Submitted October 31, 2008
Accepted March 9, 2009
Towards a stem cell gene therapy for breast cancer
ZongYi Li, Ying Liu, Sebastian Tuve, Ye Xun, Xiaolong Fan, Liang Min, Qinghua Feng, Nancy Kiviat, Hans-Peter Kiem, Mary Leonora Disis, and Andre Lieber*
University of Washington, Department of Medicine, Division of Medical Genetics, Seattle, WA, United States
Shanghai Sunway Biotech, Shanghai, China
The Rausing Lab and Lund Strategic Research Center for Stem Cell Biology and Cell Therapy, Lund, Sweden
University of Washington, Department of Pathology, Seattle, WA, United States
Fred Hutchinson Cancer Research Center, Seattle, WA, United States
University of Washington, Department of Medicine, Division of Oncology, Seattle, WA, United States
* Corresponding author; email: lieber00{at}u.washington.edu.

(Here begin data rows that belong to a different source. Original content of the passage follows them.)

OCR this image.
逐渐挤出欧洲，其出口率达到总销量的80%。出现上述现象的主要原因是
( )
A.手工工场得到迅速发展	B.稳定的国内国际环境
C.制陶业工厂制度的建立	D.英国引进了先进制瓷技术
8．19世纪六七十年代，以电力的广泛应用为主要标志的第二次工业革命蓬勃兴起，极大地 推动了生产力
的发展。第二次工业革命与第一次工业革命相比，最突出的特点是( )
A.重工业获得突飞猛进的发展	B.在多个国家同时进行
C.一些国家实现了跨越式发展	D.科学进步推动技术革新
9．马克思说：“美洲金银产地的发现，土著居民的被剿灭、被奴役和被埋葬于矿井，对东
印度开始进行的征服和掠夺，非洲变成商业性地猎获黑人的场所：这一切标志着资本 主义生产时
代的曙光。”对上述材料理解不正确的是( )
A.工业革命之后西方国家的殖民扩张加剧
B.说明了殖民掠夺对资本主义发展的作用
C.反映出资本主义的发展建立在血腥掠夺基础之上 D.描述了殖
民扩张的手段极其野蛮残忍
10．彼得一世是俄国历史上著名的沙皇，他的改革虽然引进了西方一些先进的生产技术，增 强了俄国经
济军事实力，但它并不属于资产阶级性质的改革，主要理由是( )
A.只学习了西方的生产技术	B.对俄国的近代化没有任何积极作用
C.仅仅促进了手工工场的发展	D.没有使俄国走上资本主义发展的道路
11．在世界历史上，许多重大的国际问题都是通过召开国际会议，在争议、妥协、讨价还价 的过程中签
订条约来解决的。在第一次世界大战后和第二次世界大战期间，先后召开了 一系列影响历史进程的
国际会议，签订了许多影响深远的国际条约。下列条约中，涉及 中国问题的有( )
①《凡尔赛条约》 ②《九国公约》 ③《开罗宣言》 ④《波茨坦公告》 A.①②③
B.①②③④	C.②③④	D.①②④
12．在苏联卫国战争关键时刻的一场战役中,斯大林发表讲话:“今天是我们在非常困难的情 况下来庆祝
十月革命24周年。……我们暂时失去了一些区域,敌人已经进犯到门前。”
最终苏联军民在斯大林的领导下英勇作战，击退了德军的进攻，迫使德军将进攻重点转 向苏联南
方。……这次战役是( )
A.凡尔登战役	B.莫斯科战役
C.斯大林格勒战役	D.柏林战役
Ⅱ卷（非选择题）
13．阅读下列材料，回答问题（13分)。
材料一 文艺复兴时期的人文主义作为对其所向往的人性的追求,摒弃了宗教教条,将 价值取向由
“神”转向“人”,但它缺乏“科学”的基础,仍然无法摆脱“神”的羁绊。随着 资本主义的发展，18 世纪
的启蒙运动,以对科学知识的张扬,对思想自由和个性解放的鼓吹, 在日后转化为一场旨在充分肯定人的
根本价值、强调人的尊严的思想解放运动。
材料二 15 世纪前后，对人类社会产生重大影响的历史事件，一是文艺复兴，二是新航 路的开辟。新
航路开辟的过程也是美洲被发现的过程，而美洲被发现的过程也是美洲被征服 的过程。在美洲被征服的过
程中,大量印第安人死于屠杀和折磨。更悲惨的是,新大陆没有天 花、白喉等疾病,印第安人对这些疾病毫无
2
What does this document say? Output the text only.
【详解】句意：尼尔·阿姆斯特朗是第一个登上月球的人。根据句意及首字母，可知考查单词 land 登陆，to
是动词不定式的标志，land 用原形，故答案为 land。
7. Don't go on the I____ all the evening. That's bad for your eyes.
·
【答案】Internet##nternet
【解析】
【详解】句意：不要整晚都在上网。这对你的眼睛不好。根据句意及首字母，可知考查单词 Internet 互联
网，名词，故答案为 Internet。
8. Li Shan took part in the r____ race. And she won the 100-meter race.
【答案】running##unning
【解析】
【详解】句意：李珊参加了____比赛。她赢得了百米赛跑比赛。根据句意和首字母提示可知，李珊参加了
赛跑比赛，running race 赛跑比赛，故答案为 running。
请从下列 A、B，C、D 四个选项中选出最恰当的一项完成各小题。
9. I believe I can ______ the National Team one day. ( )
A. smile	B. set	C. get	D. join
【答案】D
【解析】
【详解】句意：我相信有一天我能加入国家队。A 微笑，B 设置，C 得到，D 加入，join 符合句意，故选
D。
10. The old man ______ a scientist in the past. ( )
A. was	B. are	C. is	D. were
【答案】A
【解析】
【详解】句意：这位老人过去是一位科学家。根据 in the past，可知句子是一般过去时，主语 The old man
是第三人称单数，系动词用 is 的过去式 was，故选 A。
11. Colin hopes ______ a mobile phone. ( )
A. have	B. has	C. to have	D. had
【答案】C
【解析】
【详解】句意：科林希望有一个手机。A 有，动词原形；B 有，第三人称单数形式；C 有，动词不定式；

Current approaches for treatment of late-stage breast cancer rarely result in a long-term cure. In part this is due to tumor stroma that prevents access of systemically or intratumorally applied therapeutics. We propose a stem cell gene therapy approach for controlled tumor stroma degradation that utilizes the patho-physiological process of recruitment of inflammatory cells into the tumor. This approach involves genetic modification of hematopoietic stem cells (HSCs) and their subsequent transplantation into tumor-bearing mice. We show that inducible, intratumoral expression of relaxin (Rlx) either by transplanting tumor cells that contained the Rlx gene or by transplantation of mouse HSCs transduced with an Rlx-expressing lentivirus vector delays tumor-growth in a mouse model of breast cancer. The antitumor effect of Rlx was mediated through degradation of tumor stroma, which provided increased access of infiltrating anti-tumor immune cells to their target tumor cells. Furthermore, we demonstrated in a human/mouse chimeric model that genetically modified HSCs expressing a transgene can access the tumor site. Our findings are relevant for cancer gene- and immunotherapy.